As Infrastructure as Code (IaC) automates the management of cloud resources, it introduces the need for robust governance to prevent misconfigurations, security vulnerabilities, and compliance breaches.
Effective cloud governance for infrastructure defined via OpenTofu requires not only establishing policies standards IaC, but also enforcing them to ensure that all infrastructure deployments and changes are traceable, auditable, and aligned with organizational goals.
Governance is also critical to optimize costs by enforcing resource usage policies, optimizing resource allocation, and preventing over-sized and unnecessary cloud resources.
By automating compliance with governance policies for OpenTofu, cloud governance reduces the risk of human error and enhances overall security posture. Ultimately, cloud governance enables teams to leverage the benefits of IaC while maintaining control and ensuring operational excellence.
Here we’ll explain how to provision infrastructure defined via OpenTofu in a way that enables automated enforcement of cloud governance policies.
Step 1. Establish a developer platform to provision your OpenTofu IaC
On their own, IaC tools like OpenTofu lack the monitoring capabilities needed to identify when cloud resources violate cloud governance policies.
Enforcing governance for OpenTofu requires establishing a platform from which your teams can provision infrastructure, which enables automated monitoring and the ability to deny activity based on those policies.
This has the added benefit of broadening access to provision infrastructure. Using a platform engineering approach to provision infrastructure allows DevOps to simplifying provisioning in a way that reduces the need for expertise in OpenTofu or public cloud platforms just to run the infrastructure.

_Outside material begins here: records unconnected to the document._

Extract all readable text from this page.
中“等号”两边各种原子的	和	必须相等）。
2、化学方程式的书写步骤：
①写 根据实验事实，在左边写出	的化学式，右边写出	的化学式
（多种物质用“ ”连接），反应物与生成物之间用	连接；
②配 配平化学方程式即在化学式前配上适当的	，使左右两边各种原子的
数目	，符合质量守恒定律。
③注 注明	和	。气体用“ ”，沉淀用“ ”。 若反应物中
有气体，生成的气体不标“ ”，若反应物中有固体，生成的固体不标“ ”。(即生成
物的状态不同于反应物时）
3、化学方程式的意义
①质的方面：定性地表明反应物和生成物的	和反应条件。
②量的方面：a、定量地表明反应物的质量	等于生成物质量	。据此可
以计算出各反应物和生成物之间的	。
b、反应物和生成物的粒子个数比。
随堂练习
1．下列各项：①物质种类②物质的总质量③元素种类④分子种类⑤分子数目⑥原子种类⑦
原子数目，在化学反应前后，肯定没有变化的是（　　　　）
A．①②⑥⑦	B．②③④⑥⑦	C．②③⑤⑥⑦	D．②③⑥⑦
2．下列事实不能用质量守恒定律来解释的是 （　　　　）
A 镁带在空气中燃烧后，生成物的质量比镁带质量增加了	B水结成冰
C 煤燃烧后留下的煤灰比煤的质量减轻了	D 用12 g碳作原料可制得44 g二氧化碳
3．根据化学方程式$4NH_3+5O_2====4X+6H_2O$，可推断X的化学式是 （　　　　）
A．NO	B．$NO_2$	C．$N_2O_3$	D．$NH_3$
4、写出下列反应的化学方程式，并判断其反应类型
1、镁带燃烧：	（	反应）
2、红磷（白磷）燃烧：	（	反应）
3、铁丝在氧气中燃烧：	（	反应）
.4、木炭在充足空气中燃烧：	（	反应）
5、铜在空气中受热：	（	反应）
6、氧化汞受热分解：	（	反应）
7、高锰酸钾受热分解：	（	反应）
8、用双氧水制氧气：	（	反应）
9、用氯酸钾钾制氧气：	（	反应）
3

To begin, add the public URL of the git repository that contains your OpenTofu modules to your Quali Torque account. The platform will identify all your IaC modules and create new YAML files in the platform with the necessary resource configurations.
This has two benefits:
- Provision individual resource defined via OpenTofu via Torque’s self-service catalog: All users can browse, search, and filter the resources in Torque’s self-service catalog, then provision each one by simply clicking “Launch.” Torque administrators can set default values for parameters, authenticates all cloud accounts centrally, and enforces role-based permissions so end users can’t modify configurations for the resources in the catalog. This enables IaC experts to democratize access to provision infrastructure defined in OpenTofu regardless of their teammates’ expertise with the product or access to security credentials.
- Create and provision complete application environments leveraging OpenTofu and other IaC resources: Torque admins can also find all their OpenTofu resources in the Designer Canvas, where they can search and add them to start orchestrating an application environment. Based on the resources, dependencies (which are set using the Designer Canvas’s visual UI), and parameters, Torque generates a separate YAML platform defining the plan to generate the environment. This YAML can also be listed on the self-service catalog, where users can provision it on-demand.
To learn more about no-code environment orchestration with Quali Torque, watch this brief demo video:
Once you’ve established Quali Torque as the platform from which your teams provision their environments, you can set cloud governance policies to ensure all infrastructure adheres to your standards.
Step 2. Set and enforce your custom cloud governance policies
Torque continuously monitors all cloud resources provisioned via the platform, which enables it to recognize and react to specific details regarding those resources.
In the Governance menu in their Torque account, administrators can find Policies. Here admins can set and enforce specific rules for how their teams use infrastructure defined in OpenTofu, Terraform, or other IaC tools.
While Torque allows custom policies, the platform also comes with basic policies based on the Open Policy Agent (OPA) standard, which admins can configure and apply immediately upon creating an account.
In the example shown below, an admin has set a policy for allowed Azure VM sizes. This kind of policy can have a significant impact on cloud cost optimization by prohibiting DevOps teams from running VMs that are larger—and therefore more expensive—than needed to support their workloads.
With this policy activated, any attempt to launch an environment containing any other Azure VM size will be denied automatically.
Other popular examples include:
- Allowed cloud providers
- Prohibited public cloud storage configurations
- Maximum runtimes for environments
- Maximum expected cloud cost (based on Torque’s calculation of cloud resource and pre-set environment runtime)
Admins can choose to enforce these policies to all users in their Torque account or only to specific groups of users.
Approval workflows also allow users to see the individuals responsible for approving their requests and the status of their requests for approval.